Terrorism claims an average of around 44 lives every day in West Africa and the Sahel, and the scale and intensity of attacks by violent extremists are increasing, Foreign Affairs Minister Samuel Okudzeto Ablakwa said.
He warned that the frequency and escalation of attacks continued to threaten peace, stability and development across the region.
Mr Ablakwa said the region currently accounts for 47 to 59 per cent of all recorded terrorist incidents worldwide.
He said this trend was a stark reminder that the epicenter of global terrorism has shifted from the Middle East to West Africa and the Sahel region, and called for renewed regional cooperation and collective action to confront the rising security situation.
He said that over the past 15 years, terrorist attacks in the region have increased by more than 1,200 percent and the death toll has increased by nearly 3,000 percent, a situation that can no longer be ignored.
The Minister of Foreign Affairs addressed delegates at the opening ceremony of the High-Level Consultative Conference on Regional Cooperation and Security in Accra, which is scheduled to culminate in a summit of Heads of State and Government.
The conference brought together intelligence chiefs and senior security officials from across the subregion to discuss terrorism, violent extremism, transnational organized crime, and maritime insecurity in the Gulf of Guinea.

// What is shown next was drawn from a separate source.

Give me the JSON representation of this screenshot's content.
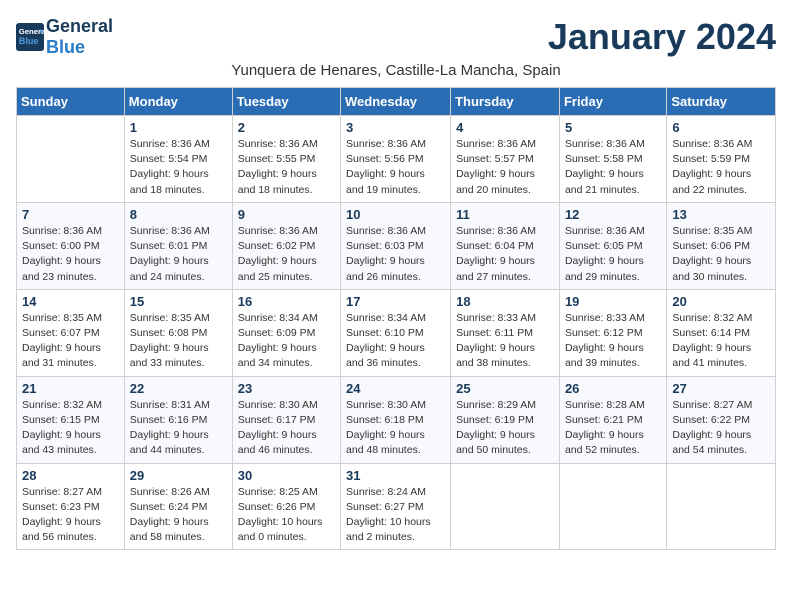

The conference includes delegations from Burkina Faso, Ghana, Liberia, Mauritania, Nigeria, Sierra Leone, Togo and Mali, as well as representatives from the African Union Commission and development partners.
Ablakwa said the human cost of terrorism is no longer an abstract statistic, but an everyday reality faced by families and communities across the region.
He cited recent attacks in Niger that prevented the country’s delegation from traveling to a meeting in Accra, describing it as a stark example of how insecurity continues to disrupt livelihoods, governance and regional cooperation.
“The challenges we face are not limited to a single country,” he said, noting that extremism in the Sahel, piracy in the Gulf of Guinea, human trafficking across porous borders, and organized crime are interconnected threats that transcend borders.
He stressed that no country can face such dangers alone and that the absence of clearly agreed regional instruments to counter these transnational threats is “totally unacceptable”.
Ablakwa said intelligence needs to expand beyond movement and military threats to include economic, social and governance pressures that extremists exploit, such as climate stress, food insecurity, youth unemployment and vulnerable communities at the border.
He urged intelligence chiefs to view intelligence not only as a security tool but also as a compass for socio-economic development.
He called for a new culture of trust and actionable information sharing, warning that fragmentation and suspicion had previously undermined collective efforts.
He proposed four basic principles for new cooperation. It is about trust, resource mobilization from within the continent, integration of security, development and governance, and foresight through reliable and indigenous early warning systems.
Interior Minister Muntaka Mohammed Mubarak said the scale of lives lost to terrorism reflects the urgency for concerted action in the region.
He said violent extremist groups in the Sahel have stepped up operations and launched coordinated attacks on military installations, civilian centers and critical infrastructure, leading to widespread displacement and a humanitarian crisis.
Mohammed Mubarak said the Sahel region now accounts for more than half of the world’s terrorism-related deaths, and said this development was a clear warning that the crisis was no longer local and posed serious spillover risks to West African coastal countries, including Ghana.
He said attacks have become increasingly lethal, including the use of drones, improvised explosive devices, and complex ambush attacks, increasing human casualties and deepening instability.
The interior minister said terrorism flourishes where poverty, unemployment, lack of resources due to climate change and weak governance combine to create fertile ground for recruitment and radicalization.
Security responses must therefore be embedded in a comprehensive, regionally-owned framework in which development and security are treated as mutually reinforcing, he said.
Muhammad Mubarak said Ghana continues to combat cross-border crimes such as illegal migration, smuggling, drug trafficking and cybercrime, and although intelligence-led cooperation has led to some arrests, the scale of the threat calls for stronger regional cooperation.
COP National Security Coordinator Osman Abdul Razak said the meeting was convened in recognition that the threats claiming thousands of lives across the region are transnational in nature and require an intelligence-led response that cuts across national and institutional boundaries.
The National Security Coordinator, who chaired the meeting, said the meeting would review the security situation in the sub-region, assess governance and socio-economic drivers of insecurity, consider existing cooperation frameworks and contribute to the communiqué to be issued at the end of the summit.
He said strict confidentiality and structured work schedules are being adopted to enable frank and productive interactions between participating intelligence agency chiefs.